Health, environment quiz a success in St Mary
STUDENTS FROM Free Hill Primary and Infant School in St Mary were celebrating last week after winning the local health department’s annual health and environment quiz competition.
The contest, which featured students from the parish’s primary and junior high schools, was held to celebrate World Environment Day and aimed to utilise young people’s enthusiasm and energy to help inform local communities about how to reduce the spread of environmental diseases.
St Mary Health Department’s acting port health and quarantine officer, Roxanne Valentine-Donegan, told Rural Xpress: “Today was the finals of our health education quiz competition, which is an exciting and different way of disseminating important health information that the community should know about.
“We thought it would be best passed on to the children, who would absorb the information and pass it on to their parents; and we are hoping this would create the behaviour change that we are looking for.
HEALTH MONTH FOCUS
“This year, we focused on yellow fever, scabies, and Guillain-Barré syndrome, which is a serious side effect of the Zika virus. We also included our nutritionist, the importance of water quality, and we brought in depression, because that was our focus for health month.
“We think it’s important to target young people because they are like sponges absorbing information; and we think they are the best vehicles at this time to disseminate the information because, once they start good practices from an early age, they will become more responsible adults.
“So we start from this age, but also
hope they will speak to and impact their parents because, sometimes, parents listen to their children and do what they say because they want to do something positive for them to emulate. We are focusing on them so that, in accordance with our Vision 2030 goals, we would get that behaviour change and
cut down on the amount of diseases affecting us.”

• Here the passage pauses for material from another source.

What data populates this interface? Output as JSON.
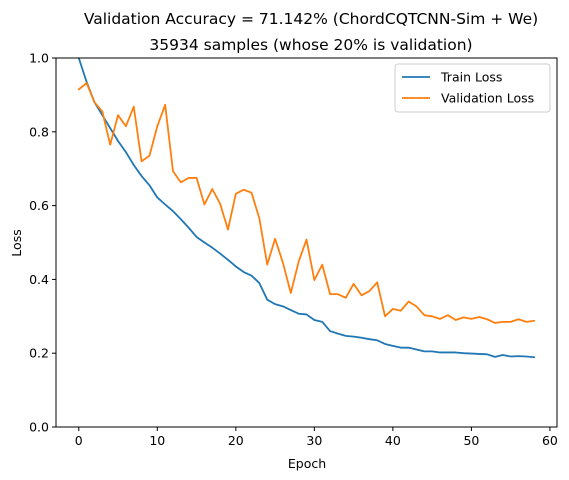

Free Hill Primary’s team captain, Shaquana Kenyon, praised the St Mary Health Department for hosting the competition, which was held under the theme ‘Connecting People to Nature’. She said: “It feels great right now
because we worked hard and deserve to have won the competition. I think the most important thing we learned is that we really need to keep our environment clean, because it helps us to stay healthy.”
The team’s coach and the school’s grade-six teacher, Rayon Grandison,
added: “We have been at it daily and the students have gone above and beyond, dedicating many hours of training, even at home. We have had activities at school that have hindered them from practising as a team from time to time, but nevertheless, they were able to get it done one-on-one.”